When the campus email came telling us the Diversity and Equity Center had become the Center for Inclusion, Advocacy, and Community, my first response was disgusted fury. It’s always my first response to wrong things; sadly, self-righteousness is my auto-setting. But age, at least, has helped me check that instinct quick and practice wondering what other ways there might be to know a thing, so I have been wondering which is better: to defiantly hold the high ground (like insisting that names and language matter) and be swiftly picked off for it, unable to do any more good work from that post; or to bend compliantly in the idiot wind (like the coastal pine that lives centuries by letting the elements shape its branches) so the work can continue under cover of darkness. What really matters: the welcome sign on the door or the secret headquarters in the basement?
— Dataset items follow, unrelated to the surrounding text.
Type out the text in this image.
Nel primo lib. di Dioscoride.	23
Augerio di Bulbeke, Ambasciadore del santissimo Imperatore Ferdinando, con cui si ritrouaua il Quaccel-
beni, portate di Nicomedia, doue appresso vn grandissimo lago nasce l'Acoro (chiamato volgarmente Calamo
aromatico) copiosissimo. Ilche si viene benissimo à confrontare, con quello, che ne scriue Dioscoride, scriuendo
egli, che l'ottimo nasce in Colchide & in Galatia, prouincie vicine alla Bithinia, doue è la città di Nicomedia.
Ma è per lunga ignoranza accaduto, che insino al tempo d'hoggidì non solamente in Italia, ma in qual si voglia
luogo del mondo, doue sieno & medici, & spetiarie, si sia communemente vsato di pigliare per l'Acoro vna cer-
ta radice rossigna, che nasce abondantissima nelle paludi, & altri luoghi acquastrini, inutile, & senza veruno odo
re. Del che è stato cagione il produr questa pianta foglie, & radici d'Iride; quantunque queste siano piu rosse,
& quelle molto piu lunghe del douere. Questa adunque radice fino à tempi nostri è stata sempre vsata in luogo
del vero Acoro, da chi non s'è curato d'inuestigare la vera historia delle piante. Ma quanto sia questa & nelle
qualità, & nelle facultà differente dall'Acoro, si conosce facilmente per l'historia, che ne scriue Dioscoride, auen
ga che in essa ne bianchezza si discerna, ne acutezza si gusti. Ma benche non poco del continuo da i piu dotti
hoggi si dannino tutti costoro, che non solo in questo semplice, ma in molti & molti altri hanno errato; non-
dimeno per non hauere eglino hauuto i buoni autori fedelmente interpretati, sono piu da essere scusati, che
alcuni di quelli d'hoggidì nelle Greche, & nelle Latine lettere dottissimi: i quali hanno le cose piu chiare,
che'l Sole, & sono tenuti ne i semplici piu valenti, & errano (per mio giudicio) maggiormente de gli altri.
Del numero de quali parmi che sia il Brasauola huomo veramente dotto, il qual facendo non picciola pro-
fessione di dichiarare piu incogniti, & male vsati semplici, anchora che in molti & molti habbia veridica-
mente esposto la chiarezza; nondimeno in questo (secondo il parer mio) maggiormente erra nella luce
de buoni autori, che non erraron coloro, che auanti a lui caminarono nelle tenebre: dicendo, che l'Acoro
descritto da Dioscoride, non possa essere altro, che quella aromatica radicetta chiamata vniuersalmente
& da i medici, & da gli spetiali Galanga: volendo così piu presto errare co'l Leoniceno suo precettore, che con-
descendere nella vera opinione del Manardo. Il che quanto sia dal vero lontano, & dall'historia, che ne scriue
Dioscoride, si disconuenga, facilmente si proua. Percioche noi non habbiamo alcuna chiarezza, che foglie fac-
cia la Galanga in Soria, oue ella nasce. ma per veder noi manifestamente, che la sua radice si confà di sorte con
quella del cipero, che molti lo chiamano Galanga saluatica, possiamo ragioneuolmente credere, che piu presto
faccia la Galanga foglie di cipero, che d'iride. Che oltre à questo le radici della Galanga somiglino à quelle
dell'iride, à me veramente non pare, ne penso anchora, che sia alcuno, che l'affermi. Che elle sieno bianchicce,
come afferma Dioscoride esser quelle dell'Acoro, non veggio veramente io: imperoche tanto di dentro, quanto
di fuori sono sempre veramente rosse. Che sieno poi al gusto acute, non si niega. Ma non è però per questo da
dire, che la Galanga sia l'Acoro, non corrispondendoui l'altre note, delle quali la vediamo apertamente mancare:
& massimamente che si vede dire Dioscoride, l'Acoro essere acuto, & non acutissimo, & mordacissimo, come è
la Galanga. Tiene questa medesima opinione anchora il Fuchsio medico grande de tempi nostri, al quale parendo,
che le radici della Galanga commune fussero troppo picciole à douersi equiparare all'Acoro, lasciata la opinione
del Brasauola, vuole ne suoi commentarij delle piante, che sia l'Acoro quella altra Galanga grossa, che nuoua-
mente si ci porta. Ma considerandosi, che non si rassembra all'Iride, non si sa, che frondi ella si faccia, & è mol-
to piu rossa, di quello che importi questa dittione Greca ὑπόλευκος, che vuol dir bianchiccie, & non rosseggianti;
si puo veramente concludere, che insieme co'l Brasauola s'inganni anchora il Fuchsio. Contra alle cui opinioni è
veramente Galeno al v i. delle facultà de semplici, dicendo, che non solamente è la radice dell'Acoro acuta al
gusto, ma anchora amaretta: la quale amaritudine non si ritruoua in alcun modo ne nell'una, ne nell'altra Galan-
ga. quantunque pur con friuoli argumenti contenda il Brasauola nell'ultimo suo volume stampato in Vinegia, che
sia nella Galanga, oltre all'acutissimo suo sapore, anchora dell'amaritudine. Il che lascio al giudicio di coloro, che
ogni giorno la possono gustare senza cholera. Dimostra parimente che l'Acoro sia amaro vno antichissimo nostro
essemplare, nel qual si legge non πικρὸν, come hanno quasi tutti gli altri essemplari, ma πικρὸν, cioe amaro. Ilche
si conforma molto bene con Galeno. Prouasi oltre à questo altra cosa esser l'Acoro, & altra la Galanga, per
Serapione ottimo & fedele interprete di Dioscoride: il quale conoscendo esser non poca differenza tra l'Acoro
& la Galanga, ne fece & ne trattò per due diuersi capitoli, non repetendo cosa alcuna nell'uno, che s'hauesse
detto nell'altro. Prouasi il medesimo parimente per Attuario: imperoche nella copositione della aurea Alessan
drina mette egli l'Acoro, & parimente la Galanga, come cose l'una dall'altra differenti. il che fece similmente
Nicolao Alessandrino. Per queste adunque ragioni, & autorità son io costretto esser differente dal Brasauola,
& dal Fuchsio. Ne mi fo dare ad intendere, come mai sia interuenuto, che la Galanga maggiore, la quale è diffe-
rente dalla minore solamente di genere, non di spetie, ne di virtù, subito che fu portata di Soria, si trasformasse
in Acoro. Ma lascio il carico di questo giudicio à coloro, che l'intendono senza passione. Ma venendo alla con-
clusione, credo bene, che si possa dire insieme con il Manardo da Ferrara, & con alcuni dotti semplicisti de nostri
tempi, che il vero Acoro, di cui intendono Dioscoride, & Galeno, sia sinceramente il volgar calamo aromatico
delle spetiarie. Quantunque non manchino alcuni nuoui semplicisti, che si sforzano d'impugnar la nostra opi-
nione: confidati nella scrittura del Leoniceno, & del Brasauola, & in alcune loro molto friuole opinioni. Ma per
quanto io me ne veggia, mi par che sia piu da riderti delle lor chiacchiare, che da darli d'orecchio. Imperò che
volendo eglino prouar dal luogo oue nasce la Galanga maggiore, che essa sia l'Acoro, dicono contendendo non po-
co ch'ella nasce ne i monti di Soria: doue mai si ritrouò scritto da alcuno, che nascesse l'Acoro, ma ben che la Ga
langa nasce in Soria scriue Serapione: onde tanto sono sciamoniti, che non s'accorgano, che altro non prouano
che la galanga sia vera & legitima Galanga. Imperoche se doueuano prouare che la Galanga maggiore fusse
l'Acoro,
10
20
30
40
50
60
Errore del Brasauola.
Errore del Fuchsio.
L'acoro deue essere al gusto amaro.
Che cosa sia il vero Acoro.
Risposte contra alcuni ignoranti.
What kind of promise, and to whom, is the “higher education” sign on the door of my company? They are training us now how to respond should ICE henchmen enter our hallways or classrooms (space categorization matters). These emails read as unflappably as the active shooter prep videos have for years now. What on earth has a teacher become?
Because we are an open access publicly funded college, the president reminded us in November that we are “an apolitical entity.” The VP’s first winter message urged us to mind our curricular lanes and keep politics out of class, unless political science was our approved subject area. It was not the first time in recent years our rule-makers issued this protocol; that first time, characteristically, I just simmered in the gross. But this time I’m seeing an invisible ink invitation layered underneath.
When I started this job a lifetime ago, I would never have considered my curriculum not personal. The anchor of almost any Freshman Comp class is called a personal essay. The syllabus goal of every Lit class forever is to develop understanding of our “universal human condition.” There is no Cultural Studies without mentioning the architects of power structures. The pedagogical is certainly political, if we agree that the personal is, too; and if these are persons – not robots – in my class and under my care, I cannot protect them from armed sociopaths or deputized bigots, without unpacking the systems that engineered such threats in the first place. Can I?
Or is my real question not can or should I, if that’s been long settled by the disintegrating door sign, but will I… This is my main job for life, and whether or not we say it’s socially acceptable to define your life by your work (perhaps a longer exploration of that later), it’s a lotta time to spend doing something that doesn’t ring true, or worse yet, perpetuates harm.
Does anyone setting out to be an English teacher today subscribe to the banking model or sorting mechanisms of traditional higher ed? What should Humanities courses be if not the secret headquarters in the basement? I’ve just combed through 80 applications for a tenure-track English position at a suburban community college – predictably double what any other position on campus collects -- so I have to ask, why else would so many wise sexy folks keep wanting to sign a contract for low-wage full-time work in a field that will never be uncoupled from scooping French fries?
The only reason to do this, to teach in what they used to call the liberal arts, is surely to put all the hot stage lights onto the scene of the crime and the historic efforts to solve or soothe it. It takes the whole crew, though, to subvert the company line. Will we?